# Phase 01: Database Schema Refactoring
## Problem Statement
The codebase-mcp database currently contains 9 tables for non-search features (work items, tasks, vendors, deployments) that need to be removed. Additionally, the database needs to support multiple projects with complete data isolation. Without schema changes to add project identification and remove unused tables, we cannot proceed with tool removal or implement multi-project support.
## User Stories
### As a Database Administrator
I want to remove unused database tables cleanly and safely, so that the database schema reflects only the semantic search functionality we're keeping.
### As a Developer
I want project_id columns added to repositories and code_chunks tables, so that I can support multiple projects with proper data isolation.
### As a Security Engineer
I want strict validation on project_id values to prevent SQL injection attacks, so that the multi-project feature is secure by default.
### As a DevOps Engineer
I want reversible database migrations with rollback scripts, so that we can undo changes if issues are discovered after deployment.
## Success Criteria
### Tables Removed
- 9 tables dropped: work_items, work_item_dependencies, tasks, task_branches, task_commits, vendors, vendor_test_results, deployments, deployment_vendors
- Database only contains tables needed for semantic search: repositories, code_chunks
### Project ID Columns Added
- `repositories` table has `project_id VARCHAR(50) NOT NULL DEFAULT 'default'` column
- `code_chunks` table has `project_id VARCHAR(50) NOT NULL` column
- Both tables have CHECK constraint: `CHECK (project_id ~ '^[a-z0-9-]{1,50}$')`
- Index created on `(project_id, repository_id)` for search performance
### Migration Scripts Created
- Forward migration script: `migrations/002_remove_non_search_tables.sql`
- Rollback script: `migrations/002_rollback.sql`
- Validation script: `migrations/002_validate.sql` to verify changes
### Validation Enforced
- Pydantic model created for project_id validation
- SQL injection test cases pass (malicious project_ids rejected)
- Constraint enforcement verified (invalid patterns rejected at database level)
### Migration Tested
- Migration tested successfully on copy of production database
- Rollback tested successfully
- All schema tests pass
## Constraints
### Database Naming Strategy (NON-NEGOTIABLE)
- Database-per-project architecture: Each project gets its own database named `codebase_<project_id>`
- This phase only adds project_id column as foundation for Phase 03 implementation
### Backward Compatibility
- Default project_id value is 'default' to maintain compatibility
- Existing data (if any) automatically assigned to 'default' project
### Data Safety
- No data loss for repositories and code_chunks tables
- Dropped tables cannot be recovered (except from backup)

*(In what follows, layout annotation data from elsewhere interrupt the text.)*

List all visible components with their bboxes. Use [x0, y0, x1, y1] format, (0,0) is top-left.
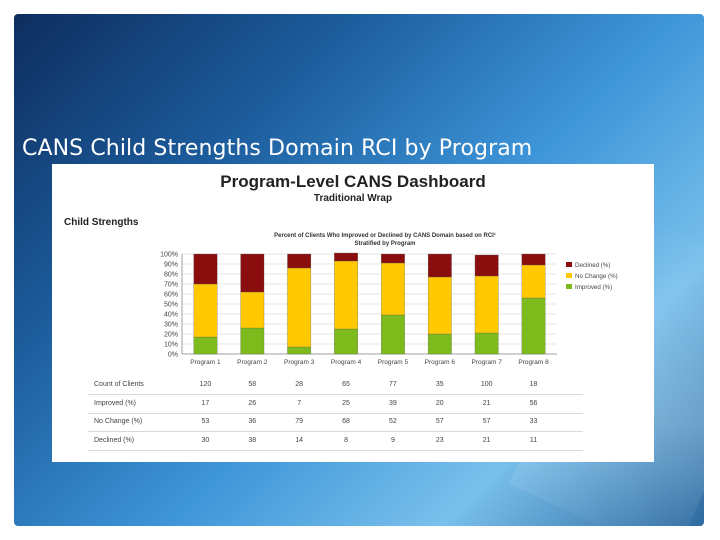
legend-swatch — [566, 284, 572, 289]
legend-label: Declined (%) — [575, 262, 610, 269]
table-cell: 58 — [248, 381, 257, 388]
x-tick-label: Program 2 — [237, 359, 268, 366]
bar-declined — [287, 253, 312, 269]
legend-swatch — [566, 262, 572, 267]
table-cell: 77 — [389, 381, 397, 388]
y-tick-label: 50% — [164, 302, 178, 309]
table-cell: 17 — [201, 399, 210, 407]
bar-no-change — [334, 260, 358, 330]
y-tick-label: 100% — [160, 252, 178, 259]
table-row: Declined (%) 30 38 14 8 9 23 21 11 — [88, 432, 583, 451]
x-tick-label: Program 5 — [378, 359, 409, 366]
table-cell: 23 — [435, 436, 444, 444]
table-cell: 36 — [248, 418, 257, 425]
table-cell: 20 — [435, 399, 444, 407]
y-tick-label: 10% — [164, 342, 178, 349]
y-tick-label: 80% — [164, 272, 178, 279]
table-cell: 57 — [435, 418, 444, 425]
table-cell: 57 — [482, 418, 491, 425]
table-row: Count of Clients 120 58 28 65 77 35 100 18 — [88, 376, 583, 395]
table-cell: 79 — [295, 418, 304, 425]
bar-no-change — [427, 276, 452, 335]
y-tick-label: 0% — [168, 352, 178, 359]
y-tick-label: 90% — [164, 262, 178, 269]
table-cell: 120 — [199, 381, 212, 388]
bar-improved — [381, 314, 405, 355]
table-cell: 39 — [389, 399, 397, 407]
y-tick-label: 70% — [164, 282, 178, 289]
dashboard-title: Program-Level CANS Dashboard — [220, 172, 486, 191]
chart-title-line: Percent of Clients Who Improved or Decli… — [274, 233, 496, 239]
dashboard-subtitle: Traditional Wrap — [313, 193, 393, 204]
x-tick-label: Program 8 — [518, 359, 549, 366]
legend-swatch — [566, 273, 572, 278]
legend-label: Improved (%) — [575, 284, 612, 291]
legend-label: No Change (%) — [575, 273, 618, 280]
table-cell: 9 — [390, 436, 395, 444]
dashboard-panel: Program-Level CANS Dashboard Traditional… — [52, 164, 654, 462]
stacked-bar-chart: 0% 10% 20% 30% 40% 50% 60% 70% 80% 90% 100% Program… — [160, 252, 618, 367]
table-cell: 14 — [295, 436, 304, 444]
bar-no-change — [381, 262, 405, 316]
table-cell: 52 — [389, 418, 397, 425]
x-tick-label: Program 4 — [331, 359, 362, 366]
table-cell: 33 — [529, 418, 538, 425]
bar-declined — [334, 252, 358, 262]
chart-title: Percent of Clients Who Improved or Decli… — [260, 232, 510, 248]
table-cell: 28 — [295, 381, 304, 388]
bar-improved — [521, 297, 546, 355]
bar-improved — [334, 328, 358, 355]
bar-improved — [240, 327, 265, 355]
table-cell: 30 — [201, 436, 210, 444]
bar-declined — [381, 253, 405, 264]
y-tick-label: 40% — [164, 312, 178, 319]
y-tick-label: 60% — [164, 292, 178, 299]
table-cell: 25 — [342, 399, 350, 407]
table-cell: 38 — [248, 436, 257, 444]
table-cell: 53 — [201, 418, 210, 425]
bar-no-change — [474, 275, 499, 334]
bar-no-change — [193, 283, 218, 338]
bar-declined — [521, 253, 546, 266]
table-cell: 68 — [342, 418, 350, 425]
bar-no-change — [521, 264, 546, 299]
x-tick-label: Program 1 — [190, 359, 221, 366]
bar-declined — [240, 253, 265, 293]
table-cell: 56 — [529, 399, 538, 407]
x-tick-label: Program 7 — [472, 359, 503, 366]
table-row: No Change (%) 53 36 79 68 52 57 57 33 — [88, 413, 583, 432]
bar-declined — [474, 254, 499, 277]
table-row-label: Improved (%) — [94, 399, 137, 407]
table-cell: 18 — [529, 381, 538, 388]
bar-no-change — [287, 267, 312, 348]
table-cell: 11 — [529, 436, 538, 444]
table-cell: 7 — [297, 399, 302, 407]
bar-improved — [474, 332, 499, 355]
table-cell: 21 — [482, 399, 491, 407]
y-tick-label: 20% — [164, 332, 178, 339]
table-cell: 21 — [482, 436, 491, 444]
bar-improved — [287, 346, 312, 355]
table-cell: 35 — [435, 381, 444, 388]
table-row-label: Declined (%) — [94, 436, 135, 444]
x-tick-label: Program 6 — [425, 359, 456, 366]
bar-improved — [427, 333, 452, 355]
table-cell: 65 — [342, 381, 350, 388]
bar-no-change — [240, 291, 265, 329]
table-cell: 26 — [248, 399, 257, 407]
bar-improved — [193, 336, 218, 355]
bar-declined — [193, 253, 218, 285]
table-cell: 100 — [480, 381, 493, 388]
bar-declined — [427, 253, 452, 278]
table-cell: 8 — [344, 436, 349, 444]
table-row-label: No Change (%) — [94, 418, 143, 425]
chart-subtitle: Stratified by Program — [354, 241, 416, 247]
slide-title: CANS Child Strengths Domain RCI by Progr… — [22, 136, 533, 161]
table-row-label: Count of Clients — [94, 381, 144, 388]
table-row: Improved (%) 17 26 7 25 39 20 21 56 — [88, 395, 583, 414]
x-tick-label: Program 3 — [284, 359, 315, 366]
y-tick-label: 30% — [164, 322, 178, 329]
section-label: Child Strengths — [64, 217, 139, 228]
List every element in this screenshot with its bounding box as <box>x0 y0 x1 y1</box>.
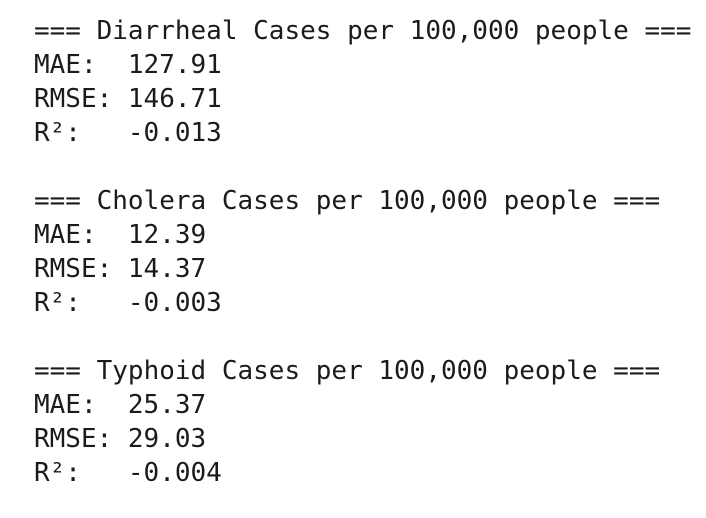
metric-value: 14.37 <box>127 254 207 284</box>
metric-line: R²: -0.013 <box>34 116 706 150</box>
metric-label: R²: <box>34 458 81 488</box>
metric-label: MAE: <box>34 390 97 420</box>
block-title: === Cholera Cases per 100,000 people === <box>34 186 661 216</box>
metric-label: MAE: <box>34 50 97 80</box>
metric-line: MAE: 12.39 <box>34 218 706 252</box>
metric-label: RMSE: <box>34 254 113 284</box>
metric-line: R²: -0.004 <box>34 456 706 490</box>
metric-line: RMSE: 29.03 <box>34 422 706 456</box>
metric-value: -0.004 <box>127 458 222 488</box>
metric-value: 25.37 <box>127 390 207 420</box>
metric-line: RMSE: 146.71 <box>34 82 706 116</box>
metric-line: RMSE: 14.37 <box>34 252 706 286</box>
metric-value: 29.03 <box>127 424 207 454</box>
block-title: === Diarrheal Cases per 100,000 people =… <box>34 16 692 46</box>
metrics-block: === Typhoid Cases per 100,000 people ===… <box>34 354 706 490</box>
metrics-block: === Diarrheal Cases per 100,000 people =… <box>34 14 706 150</box>
metric-label: MAE: <box>34 220 97 250</box>
metric-label: RMSE: <box>34 424 113 454</box>
metric-value: -0.003 <box>127 288 222 318</box>
metric-label: R²: <box>34 288 81 318</box>
metric-value: -0.013 <box>127 118 222 148</box>
metrics-block: === Cholera Cases per 100,000 people ===… <box>34 184 706 320</box>
metric-line: R²: -0.003 <box>34 286 706 320</box>
metric-line: MAE: 25.37 <box>34 388 706 422</box>
metric-value: 127.91 <box>127 50 222 80</box>
metric-line: MAE: 127.91 <box>34 48 706 82</box>
metric-value: 12.39 <box>127 220 207 250</box>
block-title: === Typhoid Cases per 100,000 people === <box>34 356 661 386</box>
metric-label: RMSE: <box>34 84 113 114</box>
metric-label: R²: <box>34 118 81 148</box>
metric-value: 146.71 <box>127 84 222 114</box>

- Migration must be tested on copy before running on production
### Pattern Validation (NON-NEGOTIABLE)
- project_id must match regex: `^[a-z0-9-]{1,50}$`
- Lowercase only (no uppercase, no underscores, no spaces)
- Length: 1-50 characters
- No leading/trailing hyphens
- No consecutive hyphens
## Out of Scope
### Not Included in This Phase
- Removing code that references dropped tables (that's Phase 02)
- Implementing multi-project search/indexing logic (that's Phase 03)
- Connection pool implementation (that's Phase 04)
- Database performance optimization (that's Phase 06)
### Explicitly NOT Doing
- Creating new database functionality
- Modifying search or indexing algorithms
- Changing existing data in repositories/code_chunks tables
## Business Value
### Reduced Maintenance Burden
Removing 9 unused tables reduces database complexity, making it easier to maintain, backup, and optimize.
### Foundation for Multi-Project Support
The project_id column is the foundation for multi-project functionality (Phase 03), which will enable users to work with multiple codebases simultaneously without data contamination.
### Improved Security
Strict validation on project_id prevents SQL injection attacks and ensures data integrity across projects.
### Cleaner Architecture
A focused database schema (only search-related tables) aligns with the project's constitutional principle of "Simplicity Over Features".
## Additional Context
This phase corresponds to Phase 2 from FINAL-IMPLEMENTATION-PLAN.md. It should take 4-6 hours to complete and depends on Phase 00 (baseline established, branch created).
The migration must be reversible via rollback script, but dropped tables can only be fully restored from the backup created in Phase 00.